Vessel type: Lightship
Builder: Union Iron Works (LV-50) New York Shipbuilding Co., Camden, NJ (LV-88)
Launched: March 2, 1892 (LV-50) 1907 (LV-88)
Date Delivered: April 11, 1892 (LV-50) 1909 (LV-88)
Date Modified: 1899-August 1901 (LV-50) 1927, 1934, c.1942 (LV-88)
Date Scrapped: 1925-1935 (LV-50), last accounted for in 1984, fate unknown (LV-88)
Length over all: 112 feet (LV-50) 135 feet 5 inches (LV-88)
Beam: 21.25 feet (LV-50) 29 feet (LV-88)
Draft: 12 feet 9 inches
Maximum Displacement: 470 tons (LV-50) 683 tons (LV-88)
Construction Material: pine planking sheathed in oak (LV-50) iron (LV-88)
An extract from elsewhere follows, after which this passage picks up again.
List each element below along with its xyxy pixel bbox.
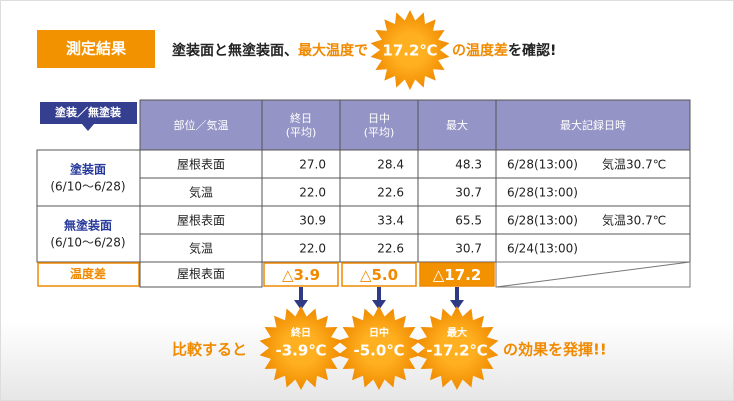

Propulsion: schooner rig (LV-50) steam, diesel in 1934 (LV-88)
Horsepower: diesel 325 horsepower (LV-88)
Armament: only during wartime four guns, including 20mm (LV-88)
Lightships were floating lighthouses that were anchored at river mouths and port approaches to guide ships into port or acnhored at offshore shoals to help ships avoid the shoals. Where possible, the lightships were replaced by offshore steel towers (called Texas Towers) in the 1960's, particularly on the US East and Gulf Coast. On the US West Coast often water depths were too great for Texas Towers, but advancing navigational technologies reduced the need for these navigational aids, and today no lightships remain on station. The last Columbia Bar lightship was decomissioned in 1979. The very last lightship was decommisoned from Nantucket Shoals service in 1983. There are still quite a number of lightships in existence in static service and as museums.
The Columbia Bar of the Columbia River was one of the most difficult to navigate river mouths, and the need for a lightship was quite urgent.
Lightship No. 50 was purchased by the US Lighthouse Service for $70,000, the service sold her for $1,668 after seventeen years of service as a lightship. The deckhouses had roofs that opened to allow the lanterns to be lowered into the deckhouses for cleaning. Each masthead possessed eight separate oil lamp lights, which were 5 feet in diameter and weighed around one ton in total.
The US Lighthouse Service bought lightship No. 88 for a construction cost of $90,000. Originally she was fitted with three oil lanterns per masthead. The were replaced by 375 mm electric lanterns in 1927.
Lightship No. 50: She launched from Potrero in San Francisco, California and sailed for Astoria, Oregon for outfitting. She arrived on station on April 11, 1892 as the first US West Coast lightship. No. 50 required a tow because her steam plant only powered the pumps, windlass, and fog whistle, plus providing heat for the vessel.
A gale of 74 knots pushed her ashore close to the mouth of the Columbia River in November 1899 after breaking from her mooring. After failing to bring her back out into the river, men laid railroad tracks to pull her off the beach, through the woods, and to Baker Bay, Washington for repairs in February 1901. She returned to her position on the Columbia River after $14,000 in repairs in May 1902.
After her grounding again in 1905, the Lighthouse Service determined to purchase a new self-propelled vessel. After her replacement in 1909, she was condemned after a survey in 1915. After her sale, she became a freighter in Alaska until 1925 but may have survived until 1935.
Lightship No. 88: Her voyage to San Francisco took 124 days and replaced (LV-50) in 1909.
A violent storm in 1914 washed away her deck furniture and deck houses.
The merger of the Lighthouse Service with the Coast Guard in 1939 meant an eventual change in location. She moved to Umatilla Reef until 1942 and then again from 1945-1959. Number 88 served as an examination vessel from 1942 to 1945. She served as a reserve vessel from 1959 to 1960. The Coast Guard decommissioned LV-88 on November 23, 1960 and sold her to a scrap yard in 1962, but Rolf Kiep of the Columbia River Maritime Museum kept her from 1963 to 1979. After a failed restaurant conversion, she converted to a half-brig, was renamed Belle Blonde, and sailed to Montreal, Canada for charter in 1984. After her impound by the Canadian government her fate remains unknown.
Model Scale 1:96
Henry Scheafer scratch-built these models in 1999 from historical drawings. He found it particularly interesting to show the advances in lighting technology over the years, which is why there are two versions of LV-88.